Enric Durán est parti en guerre, seul ou presque, contre un système bancaire irresponsable dont il a voulu dénoncer les failles. Son délit, commis entre 2006 et 2008, était un acte politique qui suscita beaucoup d'admiration.
«J’ai volé 492.000 € à trente-neuf organismes bancaires à travers soixante-huit opérations de crédit. Si on y ajoute les intérêts, la dette dépasse aujourd’hui les 500.000 €. Je ne la paierai pas.

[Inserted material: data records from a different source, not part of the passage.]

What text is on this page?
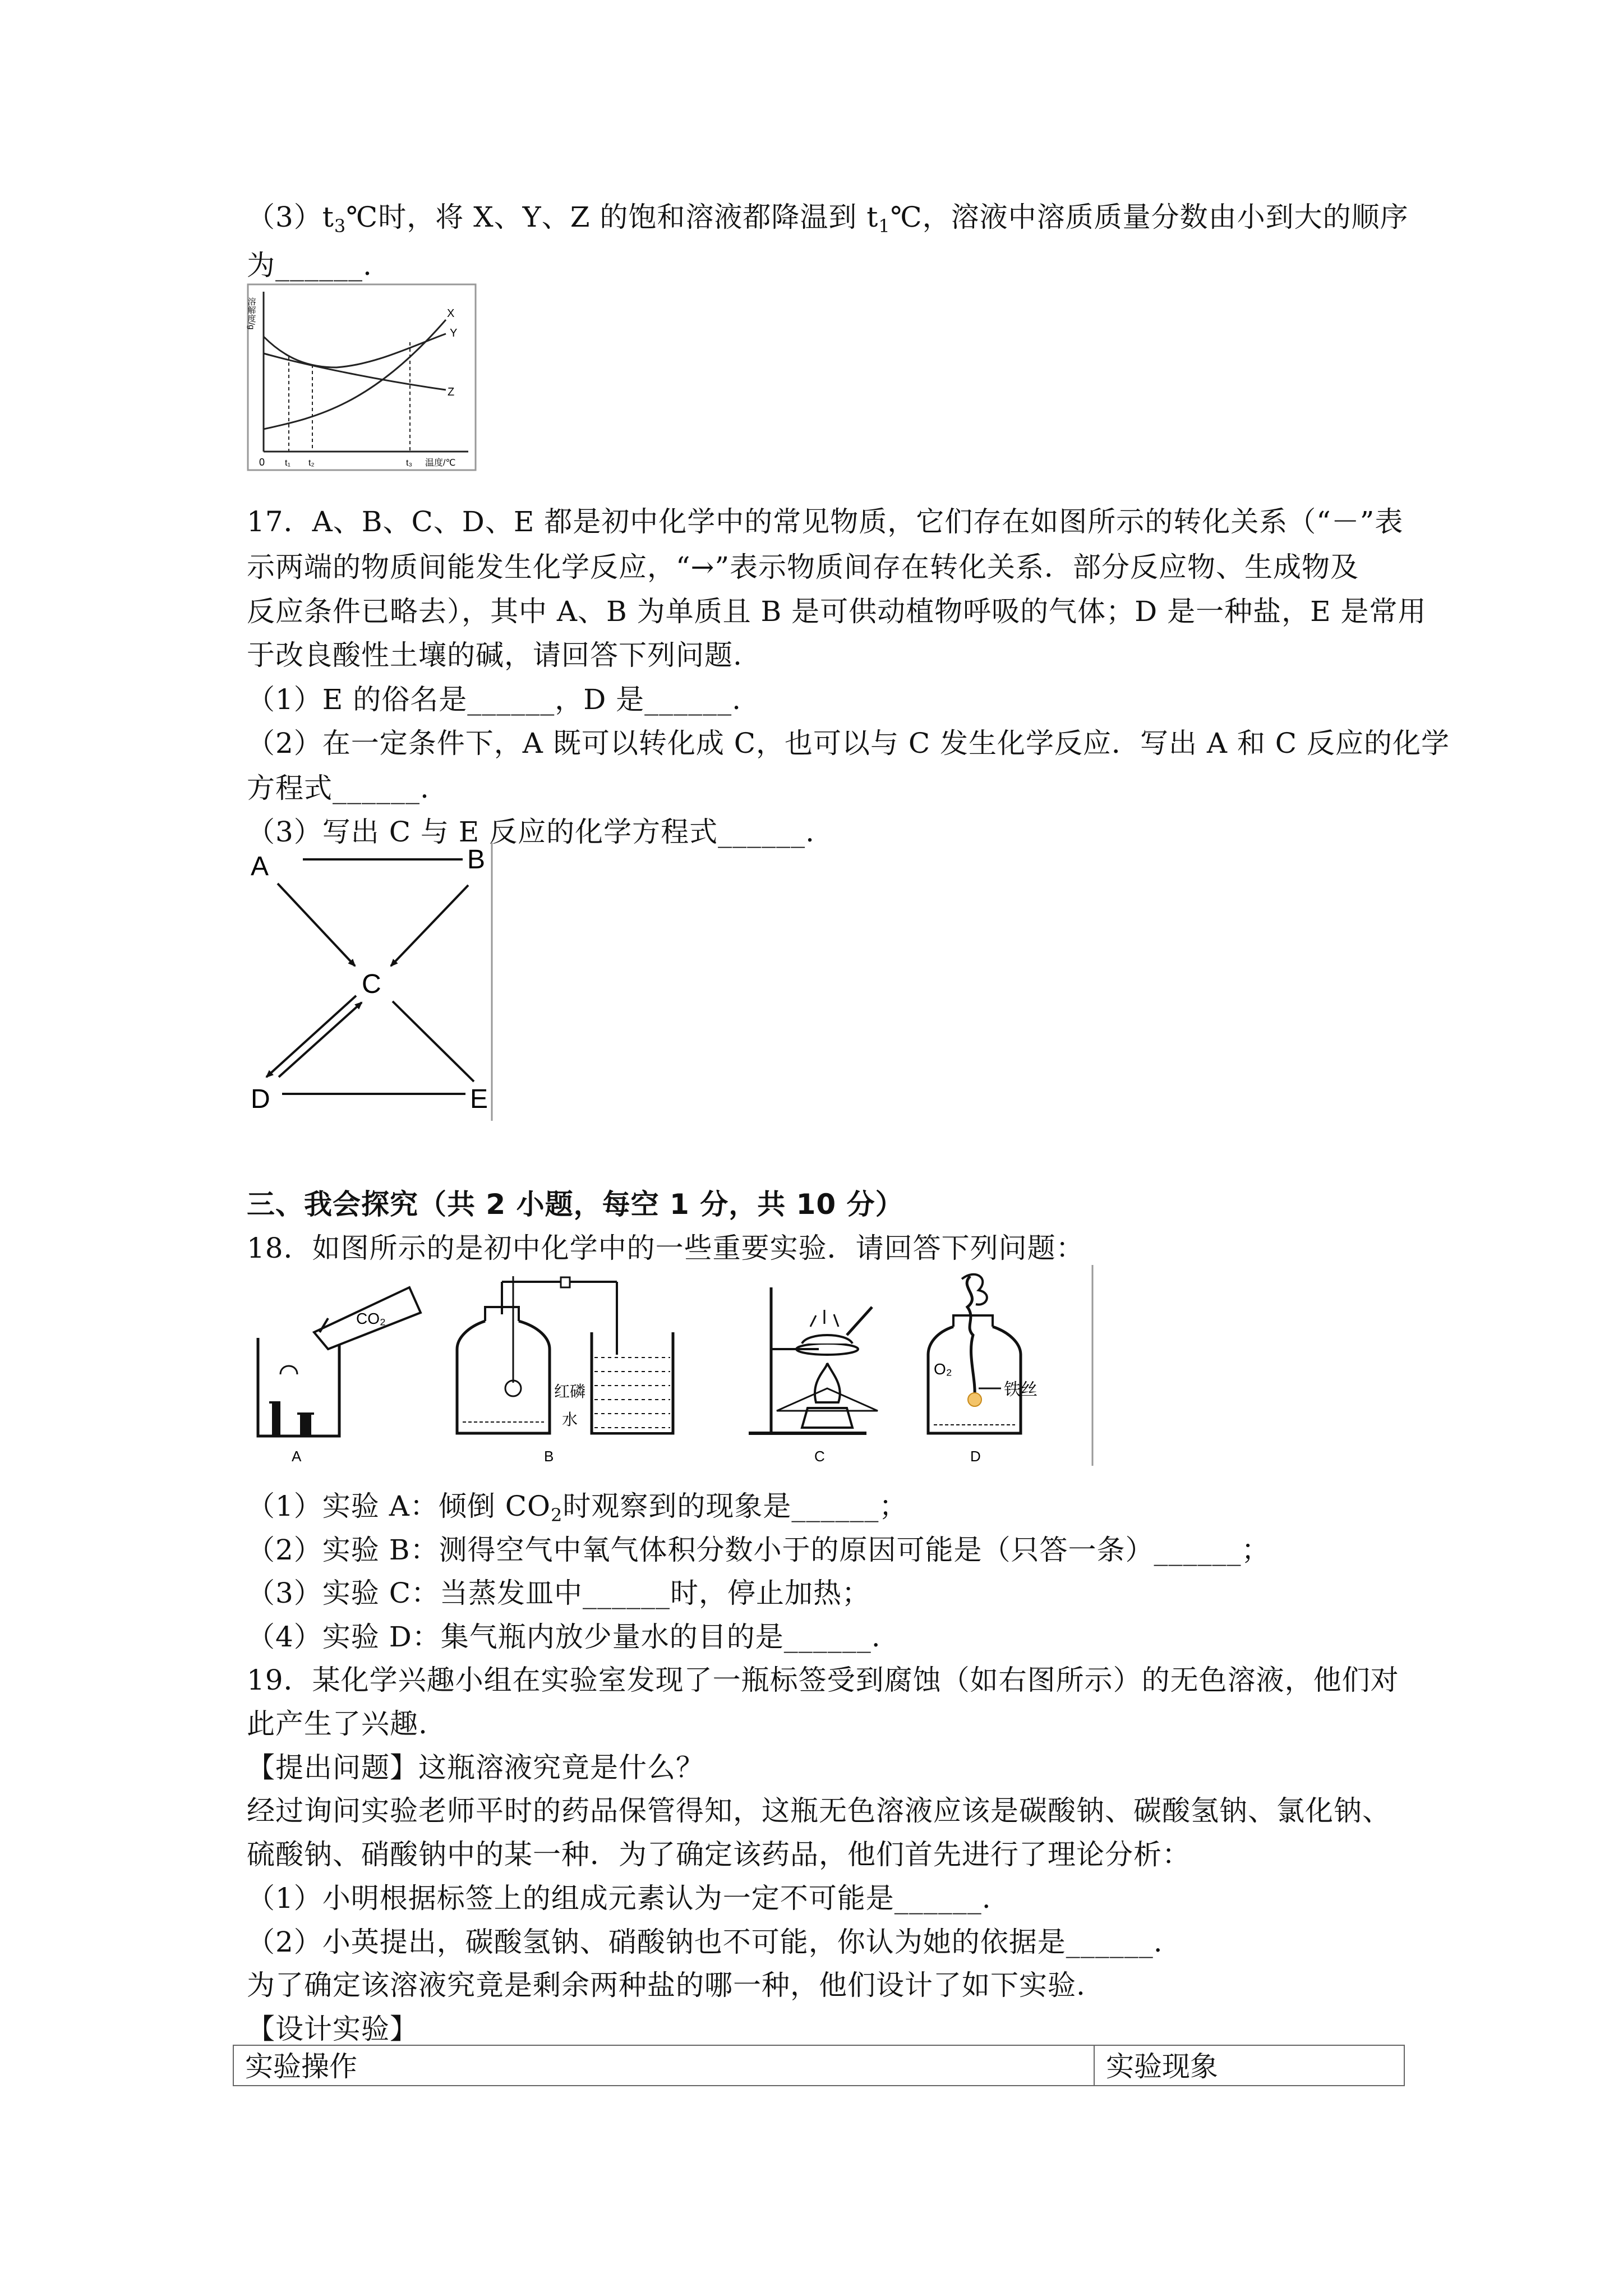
$(3)t_3℃$时，将 X、Y、Z 的饱和溶液都降温到 $t_1℃$，溶液中溶质质量分数由小到大的顺序
为______.
溶解度/g	X
Y
Z
0 t₁ t₂	t₃ 温度/℃
17．A、B、C、D、E 都是初中化学中的常见物质，它们存在如图所示的转化关系（“－”表
示两端的物质间能发生化学反应，“→”表示物质间存在转化关系．部分反应物、生成物及
反应条件已略去），其中 A、B 为单质且 B 是可供动植物呼吸的气体；D 是一种盐，E 是常用
于改良酸性土壤的碱，请回答下列问题.
（1）E 的俗名是______，D 是______.
（2）在一定条件下，A 既可以转化成 C，也可以与 C 发生化学反应．写出 A 和 C 反应的化学
方程式______.
（3）写出 C 与 E 反应的化学方程式______.
A	B
C
D	E
三、我会探究（共 2 小题，每空 1 分，共 10 分）
18．如图所示的是初中化学中的一些重要实验．请回答下列问题：
CO₂
A
红磷
水
B	C
O₂
铁丝
D
（1）实验 A：倾倒 $CO_2$时观察到的现象是______；
（2）实验 B：测得空气中氧气体积分数小于的原因可能是（只答一条）______；
（3）实验 C：当蒸发皿中______时，停止加热；
（4）实验 D：集气瓶内放少量水的目的是______.
19．某化学兴趣小组在实验室发现了一瓶标签受到腐蚀（如右图所示）的无色溶液，他们对
此产生了兴趣.
【提出问题】这瓶溶液究竟是什么？
经过询问实验老师平时的药品保管得知，这瓶无色溶液应该是碳酸钠、碳酸氢钠、氯化钠、
硫酸钠、硝酸钠中的某一种．为了确定该药品，他们首先进行了理论分析：
（1）小明根据标签上的组成元素认为一定不可能是______.
（2）小英提出，碳酸氢钠、硝酸钠也不可能，你认为她的依据是______.
为了确定该溶液究竟是剩余两种盐的哪一种，他们设计了如下实验.
【设计实验】
实验操作	实验现象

Si les banques portent plainte, je veux transformer mon procès en procès du système financier», déclarait-il en 2009 dans une interview à CQFD.
Ce courageux militant de 36 ans avait reversé l'intégralité des fonds frauduleusement obtenus à la Coopérative intégrale catalane, vaste plan autogestionnaire d'action sociale qu'il a contribué à mettre sur pied et bénéficie actuellement à 15.000 personnes. Daniel Mermet lui avait consacré une émission : cliquez ici pour l'écouter.
Trois ans après, la semaine dernière, Politis nous a donné de ses nouvelles : Enric Durán était convoqué les 12, 13 et 14 février par la cour provinciale de Barcelone pour y être jugé au pénal. Sur les 39 établissements bancaires floués, seules 14 ont finalement déposé plainte. Accusé de falsification et d'avoir organisé son insolvabilité, il encourt 8 ans de prison.
Sur son blog, Paul Jorion nous confirme qu'il ne s'est pas présenté et qu'il est en cavale. Estimant dans un communiqué que ses droits fondamentaux n'ont pas été respectés, dénonçant une «farce judiciaire», Enric Durán a opté pour la désobéissance civile.
Le tribunal devra désormais statuer sur la demande du parquet d'un mandat d'amener et une mise en détention avant d'envisager un prochain procès. En attendant, vu sa bravoure et son immense popularité (en Espagne, plus qu'ailleurs, les banques sont en plein discrédit), nul doute qu'en cas de besoin Enric Durán trouvera asile au sein de nombreux lieux contestaires d'Europe ou de l'étranger. «Si un jour, selon ou contre ma volonté, je suis jugé, le seul verdict que j’accepterai sera l’acquittement. Le tribunal doit reconnaître que mon action ne constitue pas un délit, qu’elle obéit à une éthique, à une recherche du bien commun, et à une volonté de dénoncer ceux qui ont fait énormément de mal à notre société.» On l'applaudit.